Sie sind sich einig: Faire Lösung kaum möglich
23.04.2021 Sport, FussballDer Aargauische Fussballverband sitzt in der Coronafalle. Eine Umfrage bei den Vereinen im «Reussbote»-Revier ergab
Was immer der Aargauische Fussballverband AFV wegen Corona entscheidet: Gerecht wird es auf jeden Fall nicht sein. Deshalb sind sich Trainer und Funktionäre in ...

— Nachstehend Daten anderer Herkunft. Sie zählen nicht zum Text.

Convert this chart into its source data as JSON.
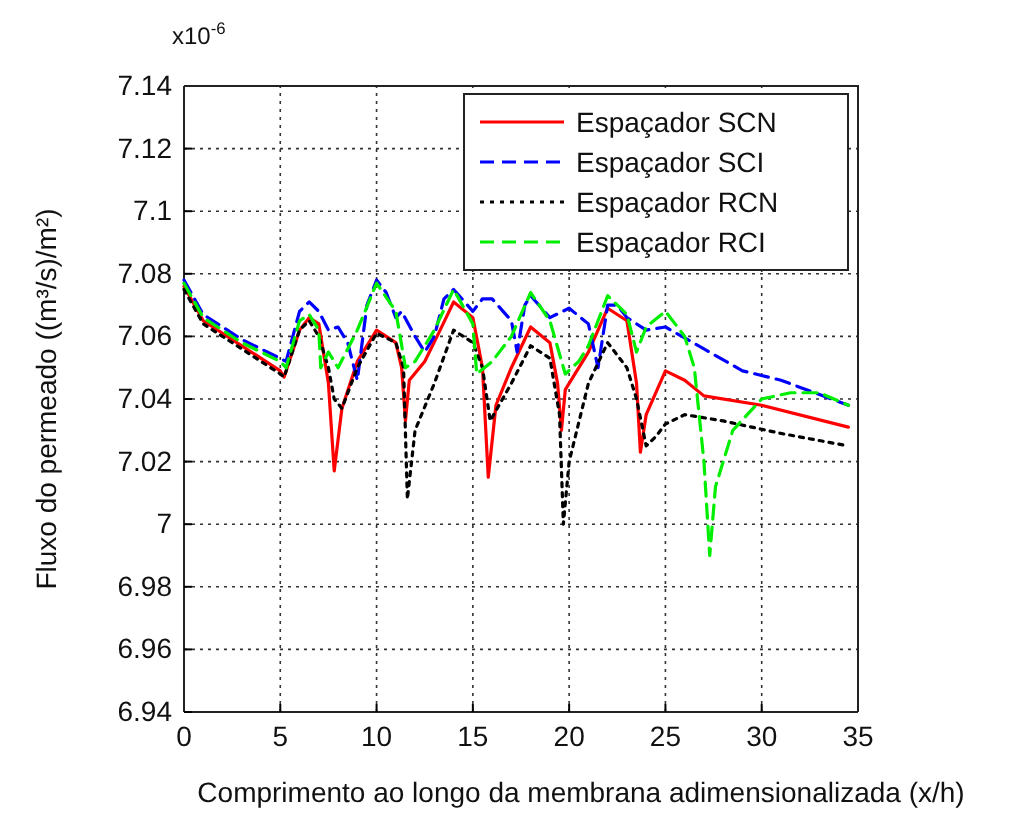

Der Aargauische Fussballverband sitzt in der Coronafalle. Eine Umfrage bei den Vereinen im «Reussbote»-Revier ergab
Was immer der Aargauische Fussballverband AFV wegen Corona entscheidet: Gerecht wird es auf jeden Fall nicht sein. Deshalb sind sich Trainer und Funktionäre in den Vereinen im «Reussbote»- Revier einig: Sie plädieren für den Abbruch der Meisterschaft und die Weiterführung des Cups.
Die Hoffnung der Amateurfussballer landauf und landab, endlich wieder richtig Fussball spielen zu können, wurde vom Bundesrat letzte Woche einmal mehr jäh geknickt. Fitnesscenter dürfen zwar öffnen. Aber im Freien darf kein Mannschaftssport mit Körperkontakt stattfinden. Damit sind die Chancen auf eine Weiterführung der Amateurmeisterschaften auf ein Minimum gesunken. Denn die Meisterschaft müsste in der ersten Juliwoche beendet sein. Das ist nun zeitlich kaum mehr möglich. Der Bundesrat will erst wieder Mitte Mai über die Bücher und die Situation neu beurteilen. Das heisst, wenn Mitte Mai doch noch Fussball gespielt werden könnte, brauchen die Vereine zwei bis drei Wochen, um überhaupt wieder spielfähig zu sein. Alles andere wäre unverantwortlich. Die Verletzungsgefahr ist viel zu hoch.
Risiken sind zu hoch
Wenn also im allerbesten Fall am Freitag, 4. Juni, zur Meisterschaftsrückrunde gestartet werden könnte, stehen gerade mal vier Wochen zur Verfügung. Man kann es drehen und wenden wie man will: Eine reguläre Meisterschaftsrückrunde über alle Amateurligen wäre nicht durchzuführen. Denn es müssten auch noch die Cupspiele dazwischengeklemmt werden. Und es könnte coronabedingt zu Quarantänefällen kommen.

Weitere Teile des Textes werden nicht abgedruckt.